9 thoughts on “More Fairtrade”

  1. While accepting the main point that poor countries need to raise productivity an agriculture and (in most cases) reduce employment in agriculture (hence to the extent fair trade retards structural change, it’s ‘bad’), I think there’s more to it than this. Some of the fair trade schemes I have read about took workers who were earning a shitty wage and gave them a better wage, plus mandated that the employer made investments in education, sanitation etc. all of which has externalities (well, a demand multiplier in local economy plus long term education externalities). That’s a ‘good thing’ that’s happening with fair trade, that wasn’t with free trade yet is (often/sometimes?) absent from your account of it.

    You can argue that those workers should have moved out of the wine making business (for example) but into what? In many developing countries reallocating labour into more productive sectors is not easy/possible. If fair trade can deliver a sustained increase in price for certain producers doing certain things to qualify, is it so bad that workers stay in those better-paying sectors (would the local economy really be better of in the absence of fair trade and some labour re-allocation)?
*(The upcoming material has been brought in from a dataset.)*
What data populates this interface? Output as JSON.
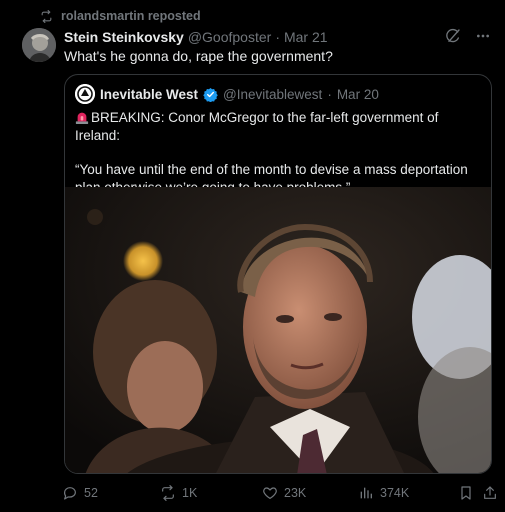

    The key question, that I have not seen addressed and would be grateful for an answer from fair-traders, is how the fair trade rules deal with productivity enhancing investment that result in disemployment. It talks about fair trade enabling investment (they say it fosters ‘sustainability’) – and that’s great because poor country agriculture certainly needs to raise capital intensity – but how will they treat fair trade producers who make workers redundant? Because that contradicts their ‘help the worker’ ethos, despite it being needed to raise poor countries out of poverty.

  2. In order to permit wealthy people to indulge in a bit of sentimental largesse, it effectively preserves an anachronism that locks some of the poorest people in the world in backwaters of primitive economic existence.

    /sigh/

    One of the biggest ways in which capitalist economies have managed to raise the value generated for consumers and hence the price paid for goods and services is through the invention of branding. Eeen though the product may be very similar to generics, consumers feel the value they obtain from branded goods is worth the extra money.

    The fact that third-world farmers have noticed this, and – in exactly the same way that Red Bull exploits people’s desire to be perceived as ‘extreme’ or that Armani exploits their desire to be perceived as classy – have created a product that adds value to basic agricultural commodities by exploiting people’s desire to be perceived as ‘ethical’ is an absolutely ingenious *triumph* of capitalism.

  3. “The fact that third-world farmers […] have created a product that adds value to basic agricultural commodities by exploiting people’s desire to be perceived as ‘ethical’ is an absolutely ingenious *triumph* of capitalism.”

    And it’s also a triumph of capitalism that when consumers discover the goods are tainted then the brand becomes contaminated. Management of the damage is possible (c.f. shit in Cadbury’s chocolate) and sometimes not (c.f. antifreeze in Austrian wine).

    It remains to be seen whether the damage to the FairTrade brand (i.e. not quite so ethical as we were led to believe) is manageable (e.g. swift changes to the rules to address the concerns) or not.

  4. “Management of the damage is possible (c.f. shit in Cadbury’s chocolate) and sometimes not (c.f. antifreeze in Austrian wine).”

    Actually, Austrian wine has long overcome that problem, is now very good and widely available in Britain and elsewhere.

  5. …but there are still a hell of a lot of people who, despite the fact that it’s now non-toxic and drinkable, associate it with antifreeze and wouldn’t touch it with a bargepole.